Posted: July 9, 2010 in Uncategorized
struggling a lot in my mind these days. body is hanging in there, dosing and treatment continue. busy with band camp planning and various work.
Posted: June 18, 2010 in Uncategorized
back on treatment and still alive. not as barely as i was before, which is nice. tired from the visit to DC and of course designing+meetings. i sound like a real human, but please understand i’m not. going on tuesday to have the surgeon look at my port and we’ll see how that goes–hope i can skip out on surgery seeing we’re only a month away from camps. an update will come soon, i hope.

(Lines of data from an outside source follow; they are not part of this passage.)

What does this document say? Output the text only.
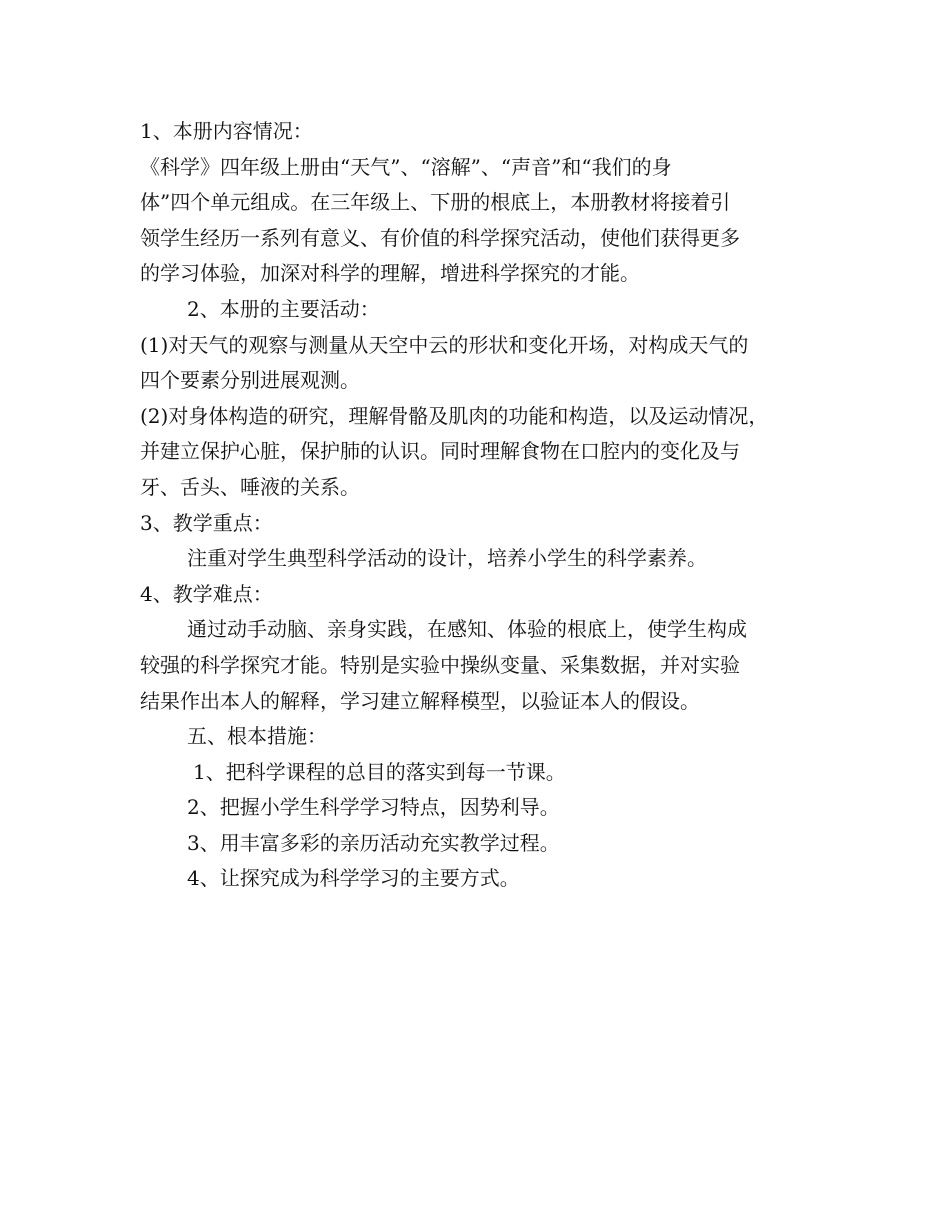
1、本册内容情况：
《科学》四年级上册由“天气”、“溶解”、“声音”和“我们的身
体”四个单元组成。在三年级上、下册的根底上，本册教材将接着引
领学生经历一系列有意义、有价值的科学探究活动，使他们获得更多
的学习体验，加深对科学的理解，增进科学探究的才能。
2、本册的主要活动：
(1)对天气的观察与测量从天空中云的形状和变化开场，对构成天气的
四个要素分别进展观测。
(2)对身体构造的研究，理解骨骼及肌肉的功能和构造，以及运动情况，
并建立保护心脏，保护肺的认识。同时理解食物在口腔内的变化及与
牙、舌头、唾液的关系。
3、教学重点：
注重对学生典型科学活动的设计，培养小学生的科学素养。
4、教学难点：
通过动手动脑、亲身实践，在感知、体验的根底上，使学生构成
较强的科学探究才能。特别是实验中操纵变量、采集数据，并对实验
结果作出本人的解释，学习建立解释模型，以验证本人的假设。
五、根本措施：
1、把科学课程的总目的落实到每一节课。
2、把握小学生科学学习特点，因势利导。
3、用丰富多彩的亲历活动充实教学过程。
4、让探究成为科学学习的主要方式。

Here’s what I wrote on the way home from the Wizard last week:
The visit went as I had anticipated: I am still way too toxic, not detoxing well at all. We are still treading water essentially, trying to calm my neuro symptoms and immune response enough that we can actually treat more agressively. My port is still in jeapordy and we got confirmation that there is something wrong and of course Lyme is to blame. We’ll have to visit the surgeon again and cannot access it-we’re going on 8 weeks without fluid/vitamin supplementation and I’m realizing just how dependent I am. The reason we got the port and removed the PICC remains. We are going to continue on this protocol and add some seizure drugs as well as supplements to hopefully gain some ground and in 6 weeks if improved we will hit harder and add in the Babesia treatment. (pure fucking misery) a necessary evil, sadly. My carnatine, Vitiman D, Potassium, and Immune Response Marker(was off the charts-high) were quite low-we made adjustments based on that. I am still
malnourished according to my blood work, which doesn’t shock me. Sticking with the Zofran, Marinol, and Scop patches, try to avoid gluten and eat when I can. Even though I’ve been more active since I’ve seen him last I’m still putting on weight. I hate this aspect of Lyme, it’s fluid I’m retaining in addition to a lot of atrophied muscle. Confirmed that the shoulder issues are Lyme at work, that I’m likely to need more surgeries down the line since the scar tissue will reappear and need to be scoped out again. Stressful that we’re
paying out of pocket and my body won’t cooperate, lot of guilt about not being able to tolerate more. I try so hard to just grin and bear it but usually when I do that I end up seizing out and waking up with no clue where I am. That costs us more time in the long run. Frustrated that my body isn’t just failing me but everybody that depends on me. Really worried about teaching camps, last time I did I found myself at the clinic on the weekend and at UNC for urgent bloodwork. that’s not an option this year.